Cherche court terme, OK pour long

Karim Serraj.

ChroniqueLa jeunesse féminine mène en catimini une révolution du corps qui se déroule sous nos yeux, dans une sphère intime à laquelle n’ont pas accès les parents, le législateur du Code de la famille et autres symboles des interdits sexuels de la société.

Le 07/01/2024 à 11h04

Quelqu’un m’a dit que j’étais has been, que le Maroc a bien changé, que la société des jeunes conduisait une révolution timide mais aux vastes conséquences sur le genre. Et il m’a demandé d’aller faire un tour sur un site de rencontre célèbre d’Internet. Les Marocains s’y donnent rendez-vous chaque jour. Les jeunes (et moins jeunes) y surfent matin et soir à la recherche de partenaires. Finis les cafés de jadis et les réseaux sociaux tels Facebook ou Instagram utilisés un temps pour draguer ou trouver l’âme sœur.

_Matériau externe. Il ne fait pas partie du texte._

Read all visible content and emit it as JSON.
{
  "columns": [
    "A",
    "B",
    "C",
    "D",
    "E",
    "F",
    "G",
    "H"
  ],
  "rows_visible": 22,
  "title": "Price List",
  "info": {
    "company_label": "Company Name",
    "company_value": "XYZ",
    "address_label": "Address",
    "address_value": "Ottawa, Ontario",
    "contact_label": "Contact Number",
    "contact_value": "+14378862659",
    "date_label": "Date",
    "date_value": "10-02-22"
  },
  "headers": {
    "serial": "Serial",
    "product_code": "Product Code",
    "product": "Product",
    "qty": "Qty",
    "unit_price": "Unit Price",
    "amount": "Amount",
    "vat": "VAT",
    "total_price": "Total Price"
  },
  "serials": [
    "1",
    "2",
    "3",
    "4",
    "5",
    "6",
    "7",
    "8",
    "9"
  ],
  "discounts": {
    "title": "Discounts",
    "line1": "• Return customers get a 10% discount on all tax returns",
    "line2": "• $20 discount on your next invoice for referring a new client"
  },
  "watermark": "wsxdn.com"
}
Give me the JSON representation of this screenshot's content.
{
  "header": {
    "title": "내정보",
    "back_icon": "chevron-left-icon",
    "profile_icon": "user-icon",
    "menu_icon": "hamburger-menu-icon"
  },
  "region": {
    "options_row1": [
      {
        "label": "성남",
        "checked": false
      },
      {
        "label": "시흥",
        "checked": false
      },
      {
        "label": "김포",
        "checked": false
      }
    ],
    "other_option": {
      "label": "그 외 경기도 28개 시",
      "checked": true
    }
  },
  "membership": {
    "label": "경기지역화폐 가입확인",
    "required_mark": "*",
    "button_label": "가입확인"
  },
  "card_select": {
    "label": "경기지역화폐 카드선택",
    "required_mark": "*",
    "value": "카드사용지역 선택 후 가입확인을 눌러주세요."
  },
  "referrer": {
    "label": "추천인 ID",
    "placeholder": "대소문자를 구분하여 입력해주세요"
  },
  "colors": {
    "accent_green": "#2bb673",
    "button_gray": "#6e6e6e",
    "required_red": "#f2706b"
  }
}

J’ai donc construit un faux profil et me suis incrusté, pendant un mois, dans la génération montante sur Tinder.

Cupidon est remplacé désormais par une application. Dans ce no man’s land des comportements sociaux, c’est un autre Maroc qui parle. Une sorte de société parallèle bien réelle. Avec ses codes secrets, son langage décapant et sa vision du corps et de l’amour. C’est de ce dernier point qui demande un arrêt sur image.

Sur la majorité des profils féminins, le statut devient un slogan de militantisme: «Cherche court terme, OK pour long». Décodons: les jeunes femmes cherchent en priorité une relation éphémère, mais elles ne seraient pas contre une rencontre stable et sérieuse qui débouche sur le mariage. Une autre variante trouvée à gogo sur le site inverse le statut: «Cherche long terme, OK pour court». Idem: celles-ci sont en quête d’une relation sérieuse, mais ne verrait pas d’inconvénient à sortir, pour s’amuser, avec un homme ou un garçon.

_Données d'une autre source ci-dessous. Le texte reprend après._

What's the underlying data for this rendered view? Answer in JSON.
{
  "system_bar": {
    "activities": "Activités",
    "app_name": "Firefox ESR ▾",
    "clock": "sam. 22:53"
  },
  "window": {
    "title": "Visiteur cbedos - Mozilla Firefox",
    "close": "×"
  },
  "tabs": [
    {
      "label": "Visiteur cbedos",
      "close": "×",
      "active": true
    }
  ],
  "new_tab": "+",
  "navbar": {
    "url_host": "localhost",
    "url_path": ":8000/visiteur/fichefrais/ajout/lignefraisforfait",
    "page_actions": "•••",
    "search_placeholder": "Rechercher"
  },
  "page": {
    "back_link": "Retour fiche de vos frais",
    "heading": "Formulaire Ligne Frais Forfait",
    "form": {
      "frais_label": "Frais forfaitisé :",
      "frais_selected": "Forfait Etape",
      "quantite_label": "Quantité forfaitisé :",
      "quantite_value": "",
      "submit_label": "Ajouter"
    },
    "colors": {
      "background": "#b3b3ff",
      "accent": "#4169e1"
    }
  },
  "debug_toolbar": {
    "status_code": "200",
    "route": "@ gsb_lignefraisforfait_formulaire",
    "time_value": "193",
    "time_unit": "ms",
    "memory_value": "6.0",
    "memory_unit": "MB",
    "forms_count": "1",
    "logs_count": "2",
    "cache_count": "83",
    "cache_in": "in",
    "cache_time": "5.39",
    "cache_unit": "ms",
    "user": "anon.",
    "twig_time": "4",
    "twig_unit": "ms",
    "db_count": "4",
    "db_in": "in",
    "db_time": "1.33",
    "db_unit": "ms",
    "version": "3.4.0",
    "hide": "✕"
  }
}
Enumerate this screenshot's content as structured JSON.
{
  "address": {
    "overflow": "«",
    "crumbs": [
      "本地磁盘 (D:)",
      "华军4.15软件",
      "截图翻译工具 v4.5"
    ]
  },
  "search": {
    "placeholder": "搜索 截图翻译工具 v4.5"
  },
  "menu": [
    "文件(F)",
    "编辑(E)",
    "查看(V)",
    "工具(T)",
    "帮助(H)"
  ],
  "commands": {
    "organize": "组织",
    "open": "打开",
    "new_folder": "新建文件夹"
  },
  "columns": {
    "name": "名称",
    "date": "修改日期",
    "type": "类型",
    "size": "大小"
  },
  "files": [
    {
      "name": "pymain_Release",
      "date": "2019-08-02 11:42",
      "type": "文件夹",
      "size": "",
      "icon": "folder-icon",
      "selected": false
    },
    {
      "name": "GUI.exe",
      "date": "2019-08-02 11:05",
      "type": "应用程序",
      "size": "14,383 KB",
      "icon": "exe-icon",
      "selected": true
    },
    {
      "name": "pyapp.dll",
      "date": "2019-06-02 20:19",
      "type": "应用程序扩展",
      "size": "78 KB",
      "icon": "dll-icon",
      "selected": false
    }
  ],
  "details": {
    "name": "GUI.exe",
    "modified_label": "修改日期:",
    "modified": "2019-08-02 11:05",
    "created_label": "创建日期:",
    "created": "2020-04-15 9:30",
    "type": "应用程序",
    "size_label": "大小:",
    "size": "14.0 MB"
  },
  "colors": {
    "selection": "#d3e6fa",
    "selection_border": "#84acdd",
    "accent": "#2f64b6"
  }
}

Les profils féminins au statut classique: «Cherche relation sérieuse» sont rares. Quant au portrait socioculturel des usagères marocaines, celui-ci rassemble toutes les catégories et ne se limite pas à une frange professionnelle ou économique précise.

Assumer, avec sa photo de profil, une demande d’aventures épisodiques avec les hommes a de quoi choquer certains. Pourtant, c’est ainsi que vit la majorité des femmes, sans complexe, sans compte à rendre aux autres hommes et aux futurs fiancés et maris.

Aujourd’hui, les cartes du désir se mélangent. C’est une véritable libération de la parole féminine. Le mariage, les relations sérieuses passent en second plan ou coexistent avec le momentané et le précaire. La jeunesse veut plutôt se découvrir et vivre pleinement.

Étonnant, ce ne sont pas seulement les garçons et les hommes qui mènent ce combat. Celui-ci est acté désormais dans l’ébauche d’un nouveau féminisme naissant dans nos relations sociales. Les Marocaines ne se gênent plus. Elles ont cassé le plafond de verre qui faisait d’elles des individus passifs dans la séduction sexuelle. Elles ne veulent plus rester dans l’ombre du désir, mais être l’égal de l’homme dans la manifestation du plaisir.

Ne nous leurrons pas: ce qui se passe sur Tinder a un lien fort avec la genèse du Code de la famille.

La nouvelle génération mutante n’est pas décrite par la sociologie marocaine et les recherches universitaires, résolument coupées de la réalité. Les études nécessaires pour comprendre ce changement de paradigme sont inexistantes. Pourtant l’apport des réseaux d’Internet a radicalement influencé le genre dans ses approches diverses de l’amour, de la vie à deux, des espaces de liberté de chaque partenaire. La femme et l’homme communiquent à présent sur des valeurs autres, qu’il s’agit de respecter d’abord, de comprendre et d’analyser ensuite profondément pour mieux légiférer dans le droit des individus et de la famille. Le féminisme marocain doit se mettre au diapason des nouvelles relations sociales portées par les moins de trente ans.

À cet affranchissement, il faut rajouter le postulat masculin implicite qui accepte les règles du nouveau jeu. Les garçons et les hommes ne taxent plus leurs partenaires de légèreté bien qu’ils ne soient plus les premiers sur la liste, parfois longue, des conquêtes amoureuses des femmes.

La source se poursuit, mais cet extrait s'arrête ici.